Yes euphémisme « cyber-événement » laissait peu de doute sur le fait qu’il s’agissait d’une cyber-attaque, le fait a été confirmé jeudi par le général Michel Friedling, ici il dirige le commandement français de l’Espace .

« Depuis quelques jours, peu après le début des opérations, nous avons eu un réseau satellitaire qui couvre notamment l’Europe et notamment l’Ukraine qui a été victime d’une attaque cyber, avec des dizaines de milliers de terminaux qui ont été rendus inopérants immédiatement après cette attaque », at-il indiqué lors d’un point de presse organisé par le ministère de la Défense, en précisant qu’il parlit « d’un réseau civil, Viasat ».

Vers une flambée des cyber-attaques ?

Les spécialistes militaires et cyber redoutent que le conflit russo-ukrainien ne donne lieu à une flambée de cyber-attaques, un « cyber-Armageddon » aux conséquences importantes pour les civils en Ukraine et en Russie, mais aussi dans le reste du monde, par effet de débordement ou « d’éclaboussure », si le terme employé récemment par un responsable militaire français.

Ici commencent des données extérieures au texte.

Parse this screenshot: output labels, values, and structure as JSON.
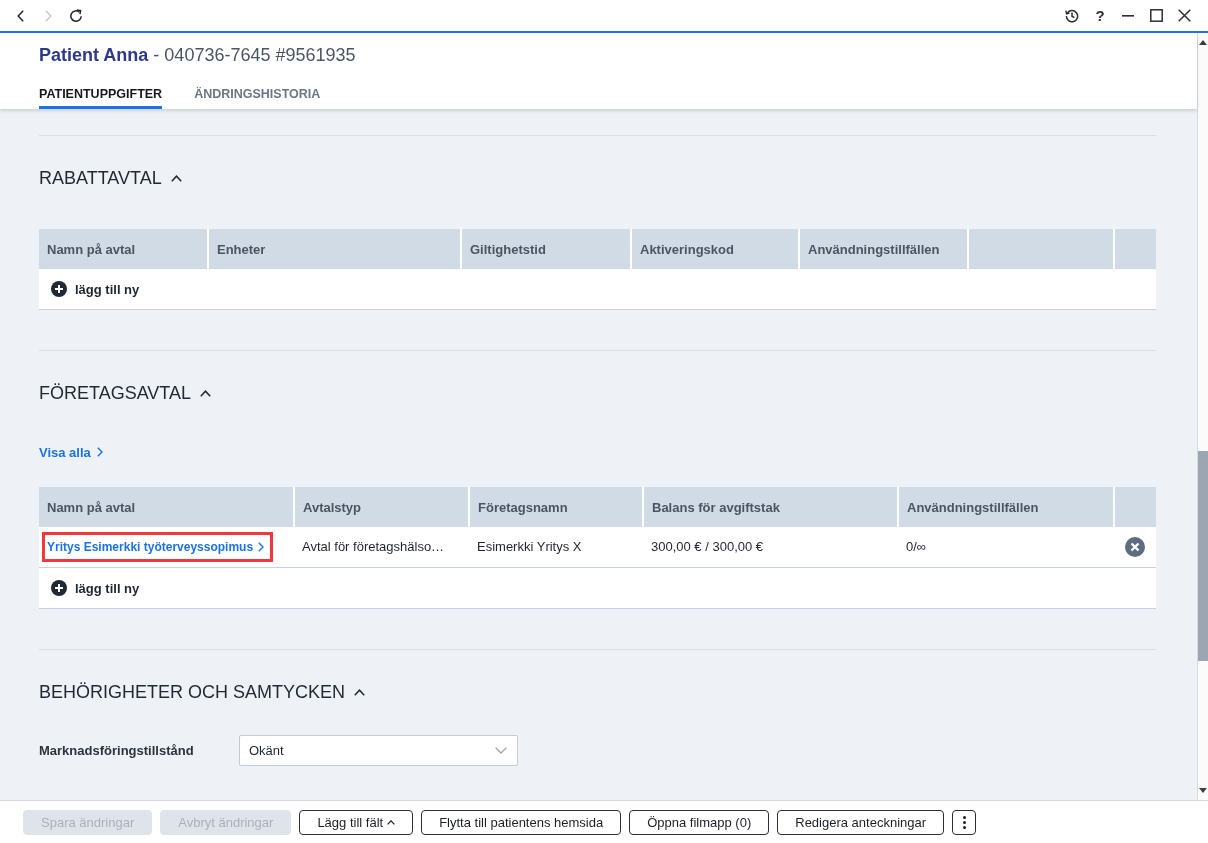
{
  "browser_nav": [
    {
      "kind": "back",
      "disabled": false
    },
    {
      "kind": "forward",
      "disabled": true
    },
    {
      "kind": "reload",
      "disabled": false
    }
  ],
  "window_controls": [
    {
      "kind": "history"
    },
    {
      "kind": "help",
      "label": "?"
    },
    {
      "kind": "minimize"
    },
    {
      "kind": "maximize"
    },
    {
      "kind": "close"
    }
  ],
  "patient": {
    "name": "Patient Anna",
    "details": "- 040736-7645 #9561935"
  },
  "tabs": [
    {
      "label": "PATIENTUPPGIFTER",
      "selected": true
    },
    {
      "label": "ÄNDRINGSHISTORIA",
      "selected": false
    }
  ],
  "sections": [
    {
      "kind": "table",
      "title": "RABATTAVTAL",
      "expanded": true,
      "columns": [
        "Namn på avtal",
        "Enheter",
        "Giltighetstid",
        "Aktiveringskod",
        "Användningstillfällen"
      ],
      "add_label": "lägg till ny"
    },
    {
      "kind": "table",
      "title": "FÖRETAGSAVTAL",
      "expanded": true,
      "view_all": "Visa alla",
      "columns": [
        "Namn på avtal",
        "Avtalstyp",
        "Företagsnamn",
        "Balans för avgiftstak",
        "Användningstillfällen"
      ],
      "rows": [
        {
          "highlighted": true,
          "cells": [
            "Yritys Esimerkki työterveyssopimus",
            "Avtal för företagshälso…",
            "Esimerkki Yritys X",
            "300,00 € / 300,00 €",
            "0/∞"
          ]
        }
      ],
      "add_label": "lägg till ny"
    },
    {
      "kind": "fields",
      "title": "BEHÖRIGHETER OCH SAMTYCKEN",
      "expanded": true,
      "fields": [
        {
          "label": "Marknadsföringstillstånd",
          "value": "Okänt"
        }
      ]
    }
  ],
  "footer_buttons": [
    {
      "kind": "text",
      "label": "Spara ändringar",
      "disabled": true
    },
    {
      "kind": "text",
      "label": "Avbryt ändringar",
      "disabled": true
    },
    {
      "kind": "menu",
      "label": "Lägg till fält",
      "disabled": false
    },
    {
      "kind": "text",
      "label": "Flytta till patientens hemsida",
      "disabled": false
    },
    {
      "kind": "text",
      "label": "Öppna filmapp (0)",
      "disabled": false
    },
    {
      "kind": "text",
      "label": "Redigera anteckningar",
      "disabled": false
    },
    {
      "kind": "more",
      "disabled": false
    }
  ]
}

Pour l’instant, le scénario du pire semble avoir été arrêté, les attaques apparaissent comme contenus semblant dans leurs effets et leur ampleur géographique.

Les sociétés de cybersécurité ont observé en Ukraine des attaques avec un nouveau virus destructeur de données, dont les effets réels sont peu connus.

En Russie, des sites institutionnels ont été rendus inaccessibles depuis l’étranger, pour les protections d’attaque en déni de service (DOS) qui les rendaient régulièrement inopérants.